Friday, March 6, 2009

Reality TV: Really Unreal

Is it really reality? Last week “The Bachelor” chose the wrong contestant. How the hell do you choose the wrong bachelorette? In fact the whole premise of the show seems so unreal. .
A man or a woman becomes the center of a wooing ritual created by desperate-for-ratings television people. They suss out the rejects by going on dates that involve hot tubs, wine and sleepovers. So the bachelor or bachelorette in question gets the opportunity to sample everyone before eliminating the competition down to 2 contestants. Our boy, Jason, chose a cute, chirpy brunette though he agonized terribly over the decision. Cameras happened to be at the right place as he blubbered emphatically to illustrate how horrible he felt. Poor guy. Geez. If I were on that show I would convert to Mormonism, take on the whole lot as my wives and boom, happy ending. Either that or start my own cult and live in a nudist ranch near Phoenix. Now THAT is real.

Over on “American Idol” there was a haze of confusion over the new system of voting. Instead of the usual 24 would-be singers, there were 36. Look, it’s confusing enough listening to Paula Abdul’s ramblings, but it was even more confusing when they allowed a couple of questionable contestants to pass all the way through to the show. First was some hammy guy who sang fairly well but it was obvious he wasn’t take the whole experience serious. Second was Tatiana, the tortured, unpredictable mess whose over-the-top dramatics must have made the producers of the show think “crazy brings in ratings.”
Worse yet is that she’s Latina. It’s bad enough Alberto Gonzales has sent our people back 50 years in Politics, but it’s even worse when our sole Latin representative on the show is overwrought with looney behavior. But I did learn my lesson watching the show. I watched as Paula tried to console the twice-rejected hopeful. I realized then that everyone, I mean EVERYONE has a soulmate.
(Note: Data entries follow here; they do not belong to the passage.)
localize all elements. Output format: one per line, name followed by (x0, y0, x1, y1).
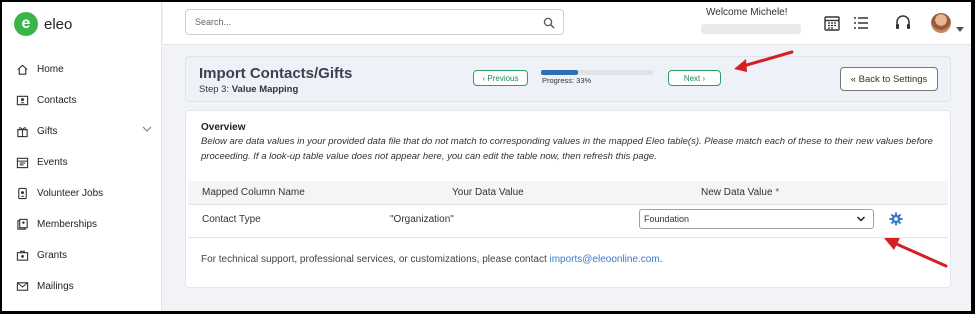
home-icon (15, 63, 29, 77)
support-email-link[interactable]: imports@eleoonline.com (550, 254, 660, 265)
sidebar-item-label: Contacts (37, 95, 77, 106)
user-subtitle-redacted (701, 24, 801, 34)
contacts-icon (15, 94, 29, 108)
sidebar-item-mailings[interactable]: Mailings (2, 271, 162, 302)
mail-icon (15, 280, 29, 294)
sidebar-nav: Home Contacts Gifts Events Volunteer Job… (2, 54, 162, 302)
headset-icon[interactable] (894, 14, 912, 32)
calendar-icon[interactable] (823, 14, 841, 32)
progress-fill (541, 70, 578, 75)
membership-icon (15, 218, 29, 232)
welcome-message: Welcome Michele! (706, 7, 788, 18)
chevron-down-icon[interactable] (142, 125, 152, 136)
previous-button[interactable]: ‹ Previous (473, 70, 528, 86)
logo[interactable]: e eleo (14, 12, 72, 36)
sidebar-item-label: Grants (37, 250, 68, 261)
double-chevron-left-icon: « (850, 73, 859, 85)
table-header: Mapped Column Name Your Data Value New D… (188, 181, 948, 205)
required-marker: * (775, 187, 780, 198)
sidebar-item-label: Mailings (37, 281, 74, 292)
column-header-your-data-value: Your Data Value (452, 187, 524, 198)
progress-bar (541, 70, 653, 75)
sidebar-item-label: Memberships (37, 219, 98, 230)
search-box (185, 9, 564, 35)
search-icon[interactable] (543, 16, 555, 34)
support-message: For technical support, professional serv… (201, 254, 550, 265)
next-button[interactable]: Next › (668, 70, 721, 86)
gift-icon (15, 125, 29, 139)
new-data-value-label: New Data Value (701, 187, 773, 198)
annotation-arrow-gear (884, 238, 948, 268)
sidebar-item-label: Events (37, 157, 68, 168)
list-icon[interactable] (852, 14, 870, 32)
previous-label: Previous (487, 73, 519, 83)
chevron-right-icon: › (700, 73, 706, 83)
sidebar-item-events[interactable]: Events (2, 147, 162, 178)
sidebar-item-gifts[interactable]: Gifts (2, 116, 162, 147)
mapped-column-cell: Contact Type (202, 214, 261, 225)
selected-value: Foundation (644, 214, 690, 224)
next-label: Next (683, 73, 701, 83)
logo-mark: e (14, 12, 38, 36)
gear-icon[interactable] (889, 212, 903, 229)
caret-down-icon[interactable] (956, 20, 964, 38)
step-indicator: Step 3: Value Mapping (199, 84, 298, 95)
overview-text: Below are data values in your provided d… (201, 136, 933, 162)
page-title: Import Contacts/Gifts (199, 65, 353, 82)
import-header: Import Contacts/Gifts Step 3: Value Mapp… (185, 56, 951, 102)
app-window: e eleo Home Contacts Gifts Events Volunt… (2, 2, 971, 311)
grant-icon (15, 249, 29, 263)
column-header-mapped-column: Mapped Column Name (202, 187, 305, 198)
column-header-new-data-value: New Data Value * (701, 187, 779, 198)
topbar: Welcome Michele! (163, 2, 971, 45)
support-suffix: . (659, 254, 663, 265)
avatar[interactable] (931, 13, 951, 33)
sidebar: e eleo Home Contacts Gifts Events Volunt… (2, 2, 162, 311)
support-text: For technical support, professional serv… (201, 254, 662, 265)
sidebar-item-grants[interactable]: Grants (2, 240, 162, 271)
table-row: Contact Type "Organization" Foundation (188, 206, 948, 238)
overview-title: Overview (201, 122, 246, 133)
sidebar-item-home[interactable]: Home (2, 54, 162, 85)
value-mapping-panel: Overview Below are data values in your p… (185, 110, 951, 288)
step-prefix: Step 3: (199, 84, 230, 95)
sidebar-item-memberships[interactable]: Memberships (2, 209, 162, 240)
back-label: Back to Settings (858, 73, 928, 85)
sidebar-item-label: Gifts (37, 126, 58, 137)
logo-text: eleo (44, 15, 73, 33)
back-to-settings-button[interactable]: « Back to Settings (840, 67, 938, 91)
sidebar-item-label: Volunteer Jobs (37, 188, 104, 199)
sidebar-item-contacts[interactable]: Contacts (2, 85, 162, 116)
calendar-icon (15, 156, 29, 170)
volunteer-icon (15, 187, 29, 201)
data-value-cell: "Organization" (390, 214, 454, 225)
annotation-arrow-next (734, 50, 794, 72)
search-input[interactable] (186, 10, 526, 34)
step-name: Value Mapping (231, 84, 299, 95)
sidebar-item-label: Home (37, 64, 64, 75)
new-value-select[interactable]: Foundation (639, 209, 874, 229)
progress-label: Progress: 33% (542, 76, 592, 85)
sidebar-item-volunteer-jobs[interactable]: Volunteer Jobs (2, 178, 162, 209)
chevron-down-icon (856, 214, 866, 226)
“Survivor” is in its 4th week and once again the firsts to go are African-Americans. Maybe the show is trying to say “the reason racism exists in this country is because African-Americans are intimidating.” .
All I know is if I were on that show I would hold hostages until the producers gave me the million dollars. It might shorten the process but I did outwit everyone by smuggling an AK-47 to the islands.